The Xtreme 200R has finally made it to the showrooms, over two and a half years after we got our first glimpse at the prototype at the 2016 Auto Expo. The motorcycle marks Hero’s re-entry in the premium commuter segment. However, the segment already has two strong and well-established contenders. We take a look at how the Xtreme 200R stacks up against the Bajaj Pulsar NS200 and the TVS Apache RTR 200 4V in this on-paper comparison.
Although the Hero Xtreme and Xtreme Sports had always been targeted at an audience looking for a sporty motorcycle, the design was a little conservative and lacked excitement. This has now changed with the Xtreme 200R. It gets a sculpted tank with sharp extensions, loud decals and some really attractive paint schemes, which make it a looker. It might not be as sporty as the other two motorcycles in this list, but it still is a huge improvement over the previous designs. Look closer, and there are signs like the straight handlebar and the single-piece seat, which show that a few of the functional bits are still conservative.
The Pulsar and Apache have always been aspirational badges, which have churned up sporty motorcycles. The NS200 and the RTR 200 4V are no exceptions. They boast of muscular tanks with extensions, sharp headlamps, split seats and clip-on handlebars which give them a sporty appeal.
The Apache is the only bike here to get a full digital display, the other two get an analogue tachometer paired up with a digital display. The consoles on the Xtreme and the Pulsar also falls short of functionalities like the gear position indicator, top-speed recorder, lap time recorder and 0-60kmph time recorder. Both the Pulsar and the Apache get shift lights.
The Xtreme is powered by a 199cc air-cooled single-cylinder engine, which is based on the Achiever’s powertrain. This engine gets a balancer shaft to cut down on vibrations. It delivers 18.2bhp and 17.1Nm of torque, and is mated to a five-speed gearbox. The Xtreme 200R is the least powerful motorcycle in this list.

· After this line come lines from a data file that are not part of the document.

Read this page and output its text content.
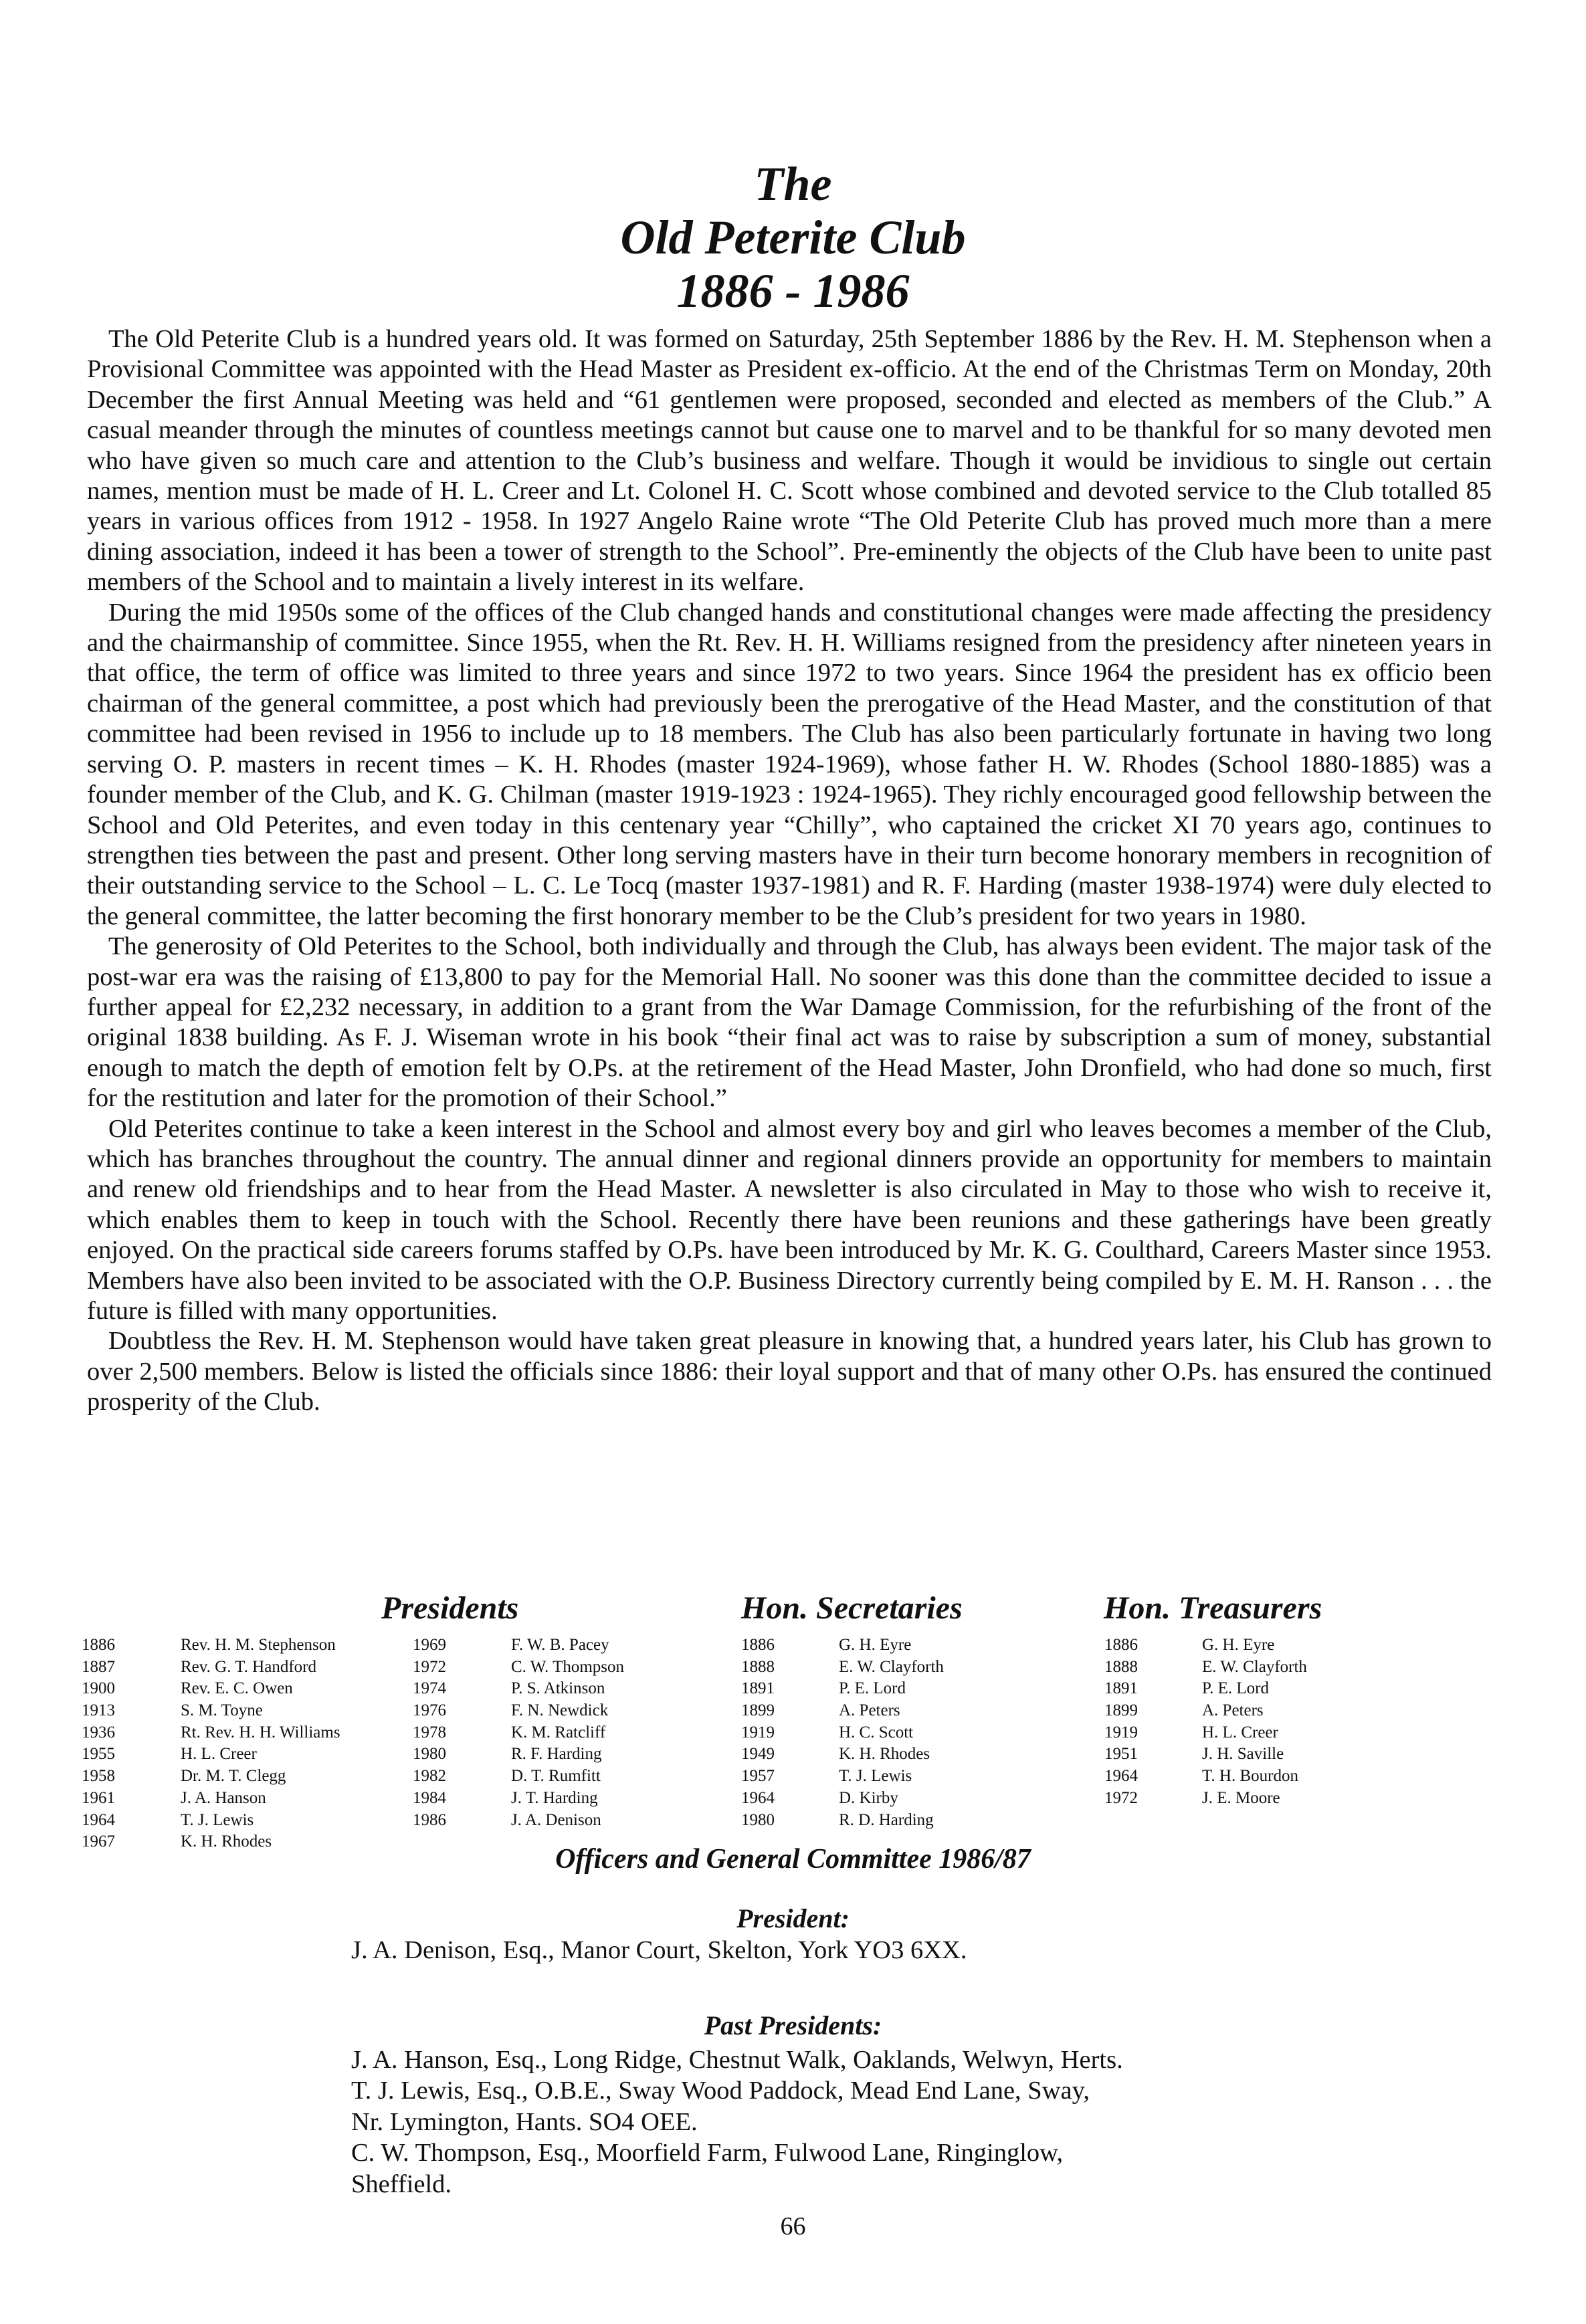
The
Old Peterite Club
1886 - 1986

The Old Peterite Club is a hundred years old. It was formed on Saturday, 25th September 1886 by the Rev. H. M. Stephenson when a Provisional Committee was appointed with the Head Master as President ex-officio. At the end of the Christmas Term on Monday, 20th December the first Annual Meeting was held and “61 gentlemen were proposed, seconded and elected as members of the Club.” A casual meander through the minutes of countless meetings cannot but cause one to marvel and to be thankful for so many devoted men who have given so much care and attention to the Club’s business and welfare. Though it would be invidious to single out certain names, mention must be made of H. L. Creer and Lt. Colonel H. C. Scott whose combined and devoted service to the Club totalled 85 years in various offices from 1912 - 1958. In 1927 Angelo Raine wrote “The Old Peterite Club has proved much more than a mere dining association, indeed it has been a tower of strength to the School”. Pre-eminently the objects of the Club have been to unite past members of the School and to maintain a lively interest in its welfare.

During the mid 1950s some of the offices of the Club changed hands and constitutional changes were made affecting the presidency and the chairmanship of committee. Since 1955, when the Rt. Rev. H. H. Williams resigned from the presidency after nineteen years in that office, the term of office was limited to three years and since 1972 to two years. Since 1964 the president has ex officio been chairman of the general committee, a post which had previously been the prerogative of the Head Master, and the constitution of that committee had been revised in 1956 to include up to 18 members. The Club has also been particularly fortunate in having two long serving O. P. masters in recent times – K. H. Rhodes (master 1924-1969), whose father H. W. Rhodes (School 1880-1885) was a founder member of the Club, and K. G. Chilman (master 1919-1923 : 1924-1965). They richly encouraged good fellowship between the School and Old Peterites, and even today in this centenary year “Chilly”, who captained the cricket XI 70 years ago, continues to strengthen ties between the past and present. Other long serving masters have in their turn become honorary members in recognition of their outstanding service to the School – L. C. Le Tocq (master 1937-1981) and R. F. Harding (master 1938-1974) were duly elected to the general committee, the latter becoming the first honorary member to be the Club’s president for two years in 1980.

The generosity of Old Peterites to the School, both individually and through the Club, has always been evident. The major task of the post-war era was the raising of £13,800 to pay for the Memorial Hall. No sooner was this done than the committee decided to issue a further appeal for £2,232 necessary, in addition to a grant from the War Damage Commission, for the refurbishing of the front of the original 1838 building. As F. J. Wiseman wrote in his book “their final act was to raise by subscription a sum of money, substantial enough to match the depth of emotion felt by O.Ps. at the retirement of the Head Master, John Dronfield, who had done so much, first for the restitution and later for the promotion of their School.”

Old Peterites continue to take a keen interest in the School and almost every boy and girl who leaves becomes a member of the Club, which has branches throughout the country. The annual dinner and regional dinners provide an opportunity for members to maintain and renew old friendships and to hear from the Head Master. A newsletter is also circulated in May to those who wish to receive it, which enables them to keep in touch with the School. Recently there have been reunions and these gatherings have been greatly enjoyed. On the practical side careers forums staffed by O.Ps. have been introduced by Mr. K. G. Coulthard, Careers Master since 1953. Members have also been invited to be associated with the O.P. Business Directory currently being compiled by E. M. H. Ranson . . . the future is filled with many opportunities.

Doubtless the Rev. H. M. Stephenson would have taken great pleasure in knowing that, a hundred years later, his Club has grown to over 2,500 members. Below is listed the officials since 1886: their loyal support and that of many other O.Ps. has ensured the continued prosperity of the Club.

Presidents	Hon. Secretaries	Hon. Treasurers
1886	Rev. H. M. Stephenson
1887	Rev. G. T. Handford
1900	Rev. E. C. Owen
1913	S. M. Toyne
1936	Rt. Rev. H. H. Williams
1955	H. L. Creer
1958	Dr. M. T. Clegg
1961	J. A. Hanson
1964	T. J. Lewis
1967	K. H. Rhodes
1969	F. W. B. Pacey
1972	C. W. Thompson
1974	P. S. Atkinson
1976	F. N. Newdick
1978	K. M. Ratcliff
1980	R. F. Harding
1982	D. T. Rumfitt
1984	J. T. Harding
1986	J. A. Denison
1886	G. H. Eyre
1888	E. W. Clayforth
1891	P. E. Lord
1899	A. Peters
1919	H. C. Scott
1949	K. H. Rhodes
1957	T. J. Lewis
1964	D. Kirby
1980	R. D. Harding
1886	G. H. Eyre
1888	E. W. Clayforth
1891	P. E. Lord
1899	A. Peters
1919	H. L. Creer
1951	J. H. Saville
1964	T. H. Bourdon
1972	J. E. Moore
Officers and General Committee 1986/87
President:
J. A. Denison, Esq., Manor Court, Skelton, York YO3 6XX.
Past Presidents:
J. A. Hanson, Esq., Long Ridge, Chestnut Walk, Oaklands, Welwyn, Herts.
T. J. Lewis, Esq., O.B.E., Sway Wood Paddock, Mead End Lane, Sway,
Nr. Lymington, Hants. SO4 OEE.
C. W. Thompson, Esq., Moorfield Farm, Fulwood Lane, Ringinglow,
Sheffield.
66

The Apache gets a 198cc engine with a four-valve head and an oil-cooler, again with a five-speed gearbox. It is significantly more powerful at 20.7bhp and 18.3Nm of torque. The Pulsar however, comfortably eclipses both these bikes. The 199cc liquid-cooled engine produces 23.2bhp and 18.3Nm of torque. It also benefits from a six-speed gearbox and three spark plugs which Bajaj claims improves efficiency and emissions without compromising the performance.

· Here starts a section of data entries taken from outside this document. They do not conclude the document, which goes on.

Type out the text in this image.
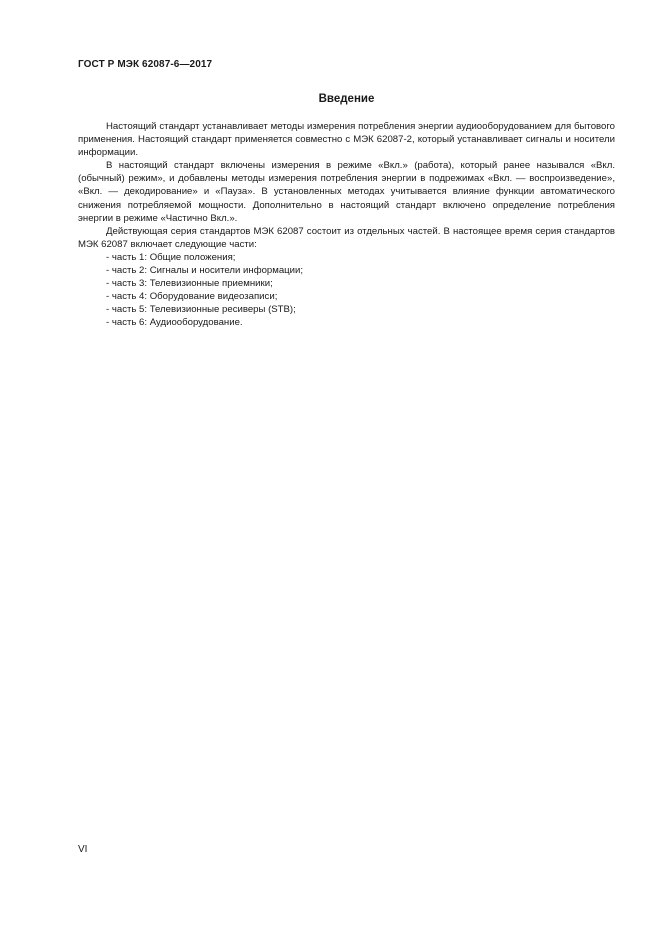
ГОСТ Р МЭК 62087-6—2017
Введение

Настоящий стандарт устанавливает методы измерения потребления энергии аудиооборудованием для бытового применения. Настоящий стандарт применяется совместно с МЭК 62087-2, который устанавливает сигналы и носители информации.

В настоящий стандарт включены измерения в режиме «Вкл.» (работа), который ранее назывался «Вкл.(обычный) режим», и добавлены методы измерения потребления энергии в подрежимах «Вкл. — воспроизведение», «Вкл. — декодирование» и «Пауза». В установленных методах учитывается влияние функции автоматического снижения потребляемой мощности. Дополнительно в настоящий стандарт включено определение потребления энергии в режиме «Частично Вкл.».

Действующая серия стандартов МЭК 62087 состоит из отдельных частей. В настоящее время серия стандартов МЭК 62087 включает следующие части:

- часть 1: Общие положения;
- часть 2: Сигналы и носители информации;
- часть 3: Телевизионные приемники;
- часть 4: Оборудование видеозаписи;
- часть 5: Телевизионные ресиверы (STB);
- часть 6: Аудиооборудование.
VI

The Xtreme is built around a diamond type chassis, the Pulsar is based on a perimeter frame while the Apache gets a double cradle frame. All three motorcycles here ride on telescopic front forks and a rear monoshock. The Apache boasts of a KYB suspension setup, although it is the only one to miss out on preload adjustability on the monoshock.
The Apache gets a 270mm disc which is the smallest in class, followed by the Xtreme at 276mm and the Pulsar at 300mm. However, the Apache boasts of the biggest rear disc, at 240mm, followed by the Pulsar at 230mm and the Xtreme at 220mm. While the Xtreme gets a single-channel ABS as standard, the Pulsar gets it as an optional extra. This Pulsar variant also gets a larger 280mm rear disc brake. The Apache is the only bike here to get the option of a dual-channel ABS. Both the Apache and Pulsar get 12 litre fuel tanks while the Xtreme gets a slightly larger 12.5 litre tank.

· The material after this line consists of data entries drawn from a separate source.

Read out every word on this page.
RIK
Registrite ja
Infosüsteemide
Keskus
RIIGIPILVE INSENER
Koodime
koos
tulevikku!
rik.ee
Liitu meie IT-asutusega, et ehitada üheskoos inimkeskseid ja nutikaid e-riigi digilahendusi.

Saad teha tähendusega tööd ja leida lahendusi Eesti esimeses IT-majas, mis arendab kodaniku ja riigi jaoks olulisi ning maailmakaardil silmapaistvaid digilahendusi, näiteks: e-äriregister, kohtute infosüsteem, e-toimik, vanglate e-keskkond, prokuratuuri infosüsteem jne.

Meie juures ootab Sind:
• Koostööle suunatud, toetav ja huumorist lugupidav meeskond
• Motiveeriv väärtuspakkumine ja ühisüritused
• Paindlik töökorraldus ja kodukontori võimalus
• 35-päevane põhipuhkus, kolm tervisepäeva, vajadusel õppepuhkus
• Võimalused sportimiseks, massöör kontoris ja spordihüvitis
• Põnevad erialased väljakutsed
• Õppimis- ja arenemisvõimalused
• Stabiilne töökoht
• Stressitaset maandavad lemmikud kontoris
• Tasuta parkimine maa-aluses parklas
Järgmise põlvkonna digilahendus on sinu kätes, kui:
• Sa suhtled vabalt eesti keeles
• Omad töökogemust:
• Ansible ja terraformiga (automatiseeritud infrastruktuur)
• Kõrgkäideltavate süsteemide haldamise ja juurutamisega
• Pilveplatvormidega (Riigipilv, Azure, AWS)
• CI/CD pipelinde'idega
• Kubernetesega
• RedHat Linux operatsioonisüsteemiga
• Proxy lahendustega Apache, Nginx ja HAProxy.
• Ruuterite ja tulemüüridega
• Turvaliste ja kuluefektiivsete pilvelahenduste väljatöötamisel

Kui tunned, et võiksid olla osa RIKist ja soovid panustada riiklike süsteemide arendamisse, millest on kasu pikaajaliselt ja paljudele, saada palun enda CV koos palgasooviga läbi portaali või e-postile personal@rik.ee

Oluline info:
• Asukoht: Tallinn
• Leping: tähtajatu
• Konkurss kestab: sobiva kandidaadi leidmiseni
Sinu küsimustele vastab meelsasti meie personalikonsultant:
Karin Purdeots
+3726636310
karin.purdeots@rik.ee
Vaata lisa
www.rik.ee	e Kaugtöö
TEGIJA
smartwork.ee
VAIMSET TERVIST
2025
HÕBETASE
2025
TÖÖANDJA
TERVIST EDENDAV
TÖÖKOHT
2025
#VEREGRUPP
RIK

The Hero Xtreme 200R is the most value-for-money offering here, with a price tag of just Rs 88,000. The TVS Apache RTR 200 4V costs Rs 96,230 while the Bajaj Pulsar NS200 retails at Rs 1,00,179. However, prices of both these bikes are for the non-ABS variants. Opting for this safety feature will set you back by Rs 1,10,030 and Rs 1,12,179 for the Apache and the Pulsar respectively. All prices are ex-showroom.